Your friend lists are for them—not for you.

I think it’s time to pull back, though, and think small. Think about small friend groups. Relationships that don’t fly apart when some current event drives us all crazy. Reciprocal relationships.

The dream of going viral with one’s cleverness, and then somehow monetizing that, is the modern day creative’s convenience store scratch ticket.

Not a good reason to create content for free. Not a good reason to overshare. Not a good reason to write contentious Op Ed.

That’s it for now. I’ll make a post about my writing projects next. Then maybe some post-mortem on AI image generation, one last word there.

Hope you are all doing well.

Please don’t attack me in the comments here, if possible.

 

6 thoughts on “Facebook and the Final Straw

    1. Thank you! The truly horrific thought is that my FB may be my most engaging prose, in this genre that is again, 99.9999% distributed without compensation to enrich billionaires. I need to work in other genres, and accept the almost total ambivalence of the universe in that space. The months and years long response times. The rejection. Sigh. I wish I could write as much fiction as your Eric. I want to try harder to be more like him.

    1. I’ve enjoyed your posts as well! I’ve been doing stuff with stable diffusion, watching the controversy, made a few mostly unsuccessful attempts to use the content professionally as ethically as I could. I’ll write up the post mortem and put it here at some point.

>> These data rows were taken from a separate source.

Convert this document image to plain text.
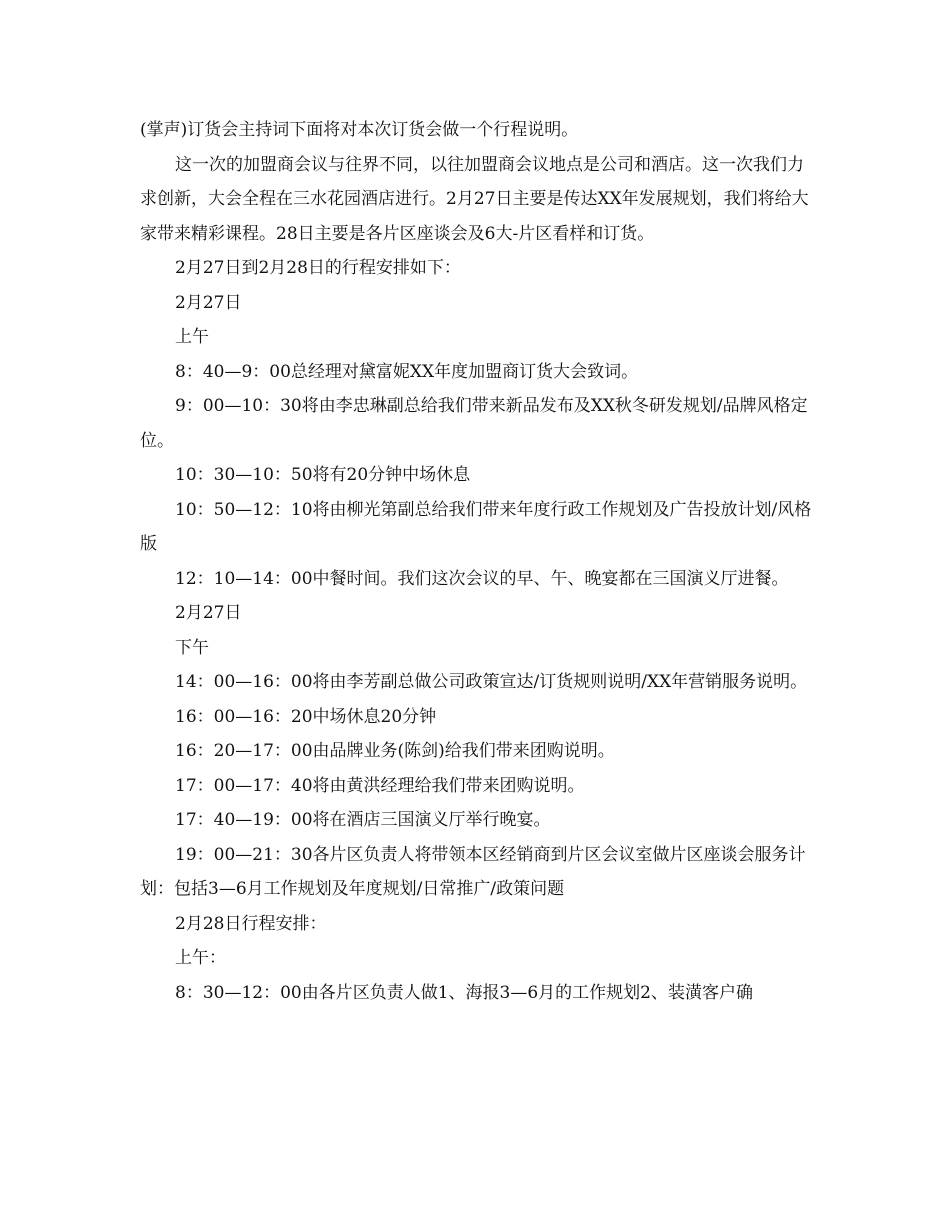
(掌声)订货会主持词下面将对本次订货会做一个行程说明。

这一次的加盟商会议与往界不同，以往加盟商会议地点是公司和酒店。这一次我们力求创新，大会全程在三水花园酒店进行。2月27日主要是传达XX年发展规划，我们将给大家带来精彩课程。28日主要是各片区座谈会及6大-片区看样和订货。

2月27日到2月28日的行程安排如下：

2月27日

上午

8：40—9：00总经理对黛富妮XX年度加盟商订货大会致词。

9：00—10：30将由李忠琳副总给我们带来新品发布及XX秋冬研发规划/品牌风格定位。

10：30—10：50将有20分钟中场休息

10：50—12：10将由柳光第副总给我们带来年度行政工作规划及广告投放计划/风格版

12：10—14：00中餐时间。我们这次会议的早、午、晚宴都在三国演义厅进餐。

2月27日

下午

14：00—16：00将由李芳副总做公司政策宣达/订货规则说明/XX年营销服务说明。

16：00—16：20中场休息20分钟

16：20—17：00由品牌业务(陈剑)给我们带来团购说明。

17：00—17：40将由黄洪经理给我们带来团购说明。

17：40—19：00将在酒店三国演义厅举行晚宴。

19：00—21：30各片区负责人将带领本区经销商到片区会议室做片区座谈会服务计划：包括3—6月工作规划及年度规划/日常推广/政策问题

2月28日行程安排：

上午：

8：30—12：00由各片区负责人做1、海报3—6月的工作规划2、装潢客户确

  1. I hear you. I deleted my FB account in the runup to the last election. I rarely enjoyed my time there, didn’t understand that I was feeding the beast by responding to content that pissed me off. I deleted Insta too, but rejoined because my partner posts her artwork there. I’m doing better on that one, avoiding all political content. My feed is full of comedy, music, people I like in real life. I almost never post, though, faring the beast. And I’m buying stuff because the ads are too good. Shoes, gifts, online trainings. They have my number, for sure. It’s a little scary. More than a little.